These companies oppose Texas abortion law

A Texas law that prohibits abortion providers from performing interruptions after detection of fetal heart activity, which is typically around six weeks pregnant, came into effect this week after the Supreme Court ruled not to intervene.
The web hosting service shut down the site around 8 p.m. Friday, according to Texas Right to Life, the organization that launched the website. GoDaddy did not respond to requests for comment, but said in a Tweeter On Friday, he “informed the website owner yesterday that he had violated GoDaddy’s terms of service and had 24 hours to switch to another provider.”

“We will not be silenced,” Kimberlyn Schwartz, media and communications director for Texas Right to Life, said in a statement to CNN. “If the anti-Lifers want to take our website down, we’ll put it back up.”

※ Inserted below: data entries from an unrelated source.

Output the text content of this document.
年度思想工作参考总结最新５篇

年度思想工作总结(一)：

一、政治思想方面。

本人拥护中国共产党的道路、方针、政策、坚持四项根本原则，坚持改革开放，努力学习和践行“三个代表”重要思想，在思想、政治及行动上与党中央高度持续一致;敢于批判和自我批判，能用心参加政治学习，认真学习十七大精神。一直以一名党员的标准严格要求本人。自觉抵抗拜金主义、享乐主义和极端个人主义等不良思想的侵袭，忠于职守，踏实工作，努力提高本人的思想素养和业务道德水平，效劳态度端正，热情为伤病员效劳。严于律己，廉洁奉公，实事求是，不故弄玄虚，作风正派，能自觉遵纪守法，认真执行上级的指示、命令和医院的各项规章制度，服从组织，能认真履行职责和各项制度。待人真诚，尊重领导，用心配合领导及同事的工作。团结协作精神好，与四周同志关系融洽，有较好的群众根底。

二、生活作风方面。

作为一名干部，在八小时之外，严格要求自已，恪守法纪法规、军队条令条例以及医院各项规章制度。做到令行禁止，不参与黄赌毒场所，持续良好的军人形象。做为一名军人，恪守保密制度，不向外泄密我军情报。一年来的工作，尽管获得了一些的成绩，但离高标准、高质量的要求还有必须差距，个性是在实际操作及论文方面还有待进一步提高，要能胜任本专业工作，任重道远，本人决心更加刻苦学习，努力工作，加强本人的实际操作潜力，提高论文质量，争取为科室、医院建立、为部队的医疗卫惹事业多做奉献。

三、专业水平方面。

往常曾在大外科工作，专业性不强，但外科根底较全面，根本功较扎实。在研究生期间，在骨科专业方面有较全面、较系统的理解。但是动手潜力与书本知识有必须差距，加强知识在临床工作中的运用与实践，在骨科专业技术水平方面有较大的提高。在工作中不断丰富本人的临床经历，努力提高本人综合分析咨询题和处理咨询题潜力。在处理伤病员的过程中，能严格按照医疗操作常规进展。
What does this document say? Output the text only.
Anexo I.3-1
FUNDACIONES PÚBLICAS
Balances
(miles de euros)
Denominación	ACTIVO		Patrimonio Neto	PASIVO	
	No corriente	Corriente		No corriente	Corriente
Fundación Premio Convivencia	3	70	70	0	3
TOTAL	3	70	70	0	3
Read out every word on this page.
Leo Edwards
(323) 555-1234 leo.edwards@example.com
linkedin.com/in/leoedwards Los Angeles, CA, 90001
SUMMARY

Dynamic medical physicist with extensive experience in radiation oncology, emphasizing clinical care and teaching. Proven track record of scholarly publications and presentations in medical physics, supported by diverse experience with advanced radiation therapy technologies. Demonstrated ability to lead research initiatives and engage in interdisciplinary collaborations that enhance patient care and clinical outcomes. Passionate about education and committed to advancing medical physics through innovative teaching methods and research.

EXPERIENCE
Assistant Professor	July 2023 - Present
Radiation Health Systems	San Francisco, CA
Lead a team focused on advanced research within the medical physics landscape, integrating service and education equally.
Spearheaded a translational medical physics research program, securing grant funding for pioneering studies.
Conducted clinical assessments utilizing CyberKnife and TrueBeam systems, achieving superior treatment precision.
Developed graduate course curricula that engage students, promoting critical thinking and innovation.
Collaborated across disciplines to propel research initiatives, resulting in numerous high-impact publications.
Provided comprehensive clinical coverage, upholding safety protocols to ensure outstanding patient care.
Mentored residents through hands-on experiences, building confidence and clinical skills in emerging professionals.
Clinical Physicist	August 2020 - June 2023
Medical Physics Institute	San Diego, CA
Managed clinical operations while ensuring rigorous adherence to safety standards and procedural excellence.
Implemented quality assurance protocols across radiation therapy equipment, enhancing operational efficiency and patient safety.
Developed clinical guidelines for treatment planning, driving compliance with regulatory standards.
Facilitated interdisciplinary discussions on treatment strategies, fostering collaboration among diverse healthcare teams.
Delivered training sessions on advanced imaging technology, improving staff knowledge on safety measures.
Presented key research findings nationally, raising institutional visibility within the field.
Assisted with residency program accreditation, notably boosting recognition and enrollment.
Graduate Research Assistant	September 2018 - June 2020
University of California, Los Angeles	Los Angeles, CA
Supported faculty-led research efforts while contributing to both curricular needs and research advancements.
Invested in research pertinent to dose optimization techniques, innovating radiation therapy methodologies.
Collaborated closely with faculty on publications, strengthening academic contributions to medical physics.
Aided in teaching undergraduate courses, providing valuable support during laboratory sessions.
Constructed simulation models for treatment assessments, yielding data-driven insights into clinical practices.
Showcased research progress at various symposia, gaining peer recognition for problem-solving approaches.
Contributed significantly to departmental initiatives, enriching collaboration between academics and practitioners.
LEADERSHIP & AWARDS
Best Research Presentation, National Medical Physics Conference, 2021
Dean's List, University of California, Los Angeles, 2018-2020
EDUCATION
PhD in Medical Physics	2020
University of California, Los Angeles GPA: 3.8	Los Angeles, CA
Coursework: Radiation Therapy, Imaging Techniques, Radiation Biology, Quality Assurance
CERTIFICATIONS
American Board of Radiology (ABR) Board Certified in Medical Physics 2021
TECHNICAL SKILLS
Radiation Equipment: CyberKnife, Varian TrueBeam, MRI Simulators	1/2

Online activists flooded the website with fake reports organized via social media, according to reports in the New York Times and Motherboard.
The First Amendment protects freedom of speech from government censorship. GoDaddy, as a private company, can choose who it does business with. Web hosting companies have blocked websites in the past.

GoDaddy isn’t the only company taking action in the wake of the new legislation.

Carpool companies Lyft and Uber said on Friday they would cover legal fees for their drivers sued over the new legislation. Citizens can sue abortion providers for alleged violations, and plaintiffs will receive $ 10,000 from the accused if successful. The law also has an impact on anyone who “assists or encourages” an abortion, which could potentially include a driver who unknowingly drove a woman to an abortion clinic. Lyft has also said it will donate $ 1 million to Planned Parenthood.
Dating apps Bumble and Match announced on Friday that they would create a relief fund for those affected by the law. Both are based in Texas.
“Bumble is founded and run by women, and from day one we have stood up for the most vulnerable. We will continue to fight backward laws,” Bumble tweeted.

– CNN’s Alta Spells, Charles Riley and Jeevan Ravindran contributed to this report.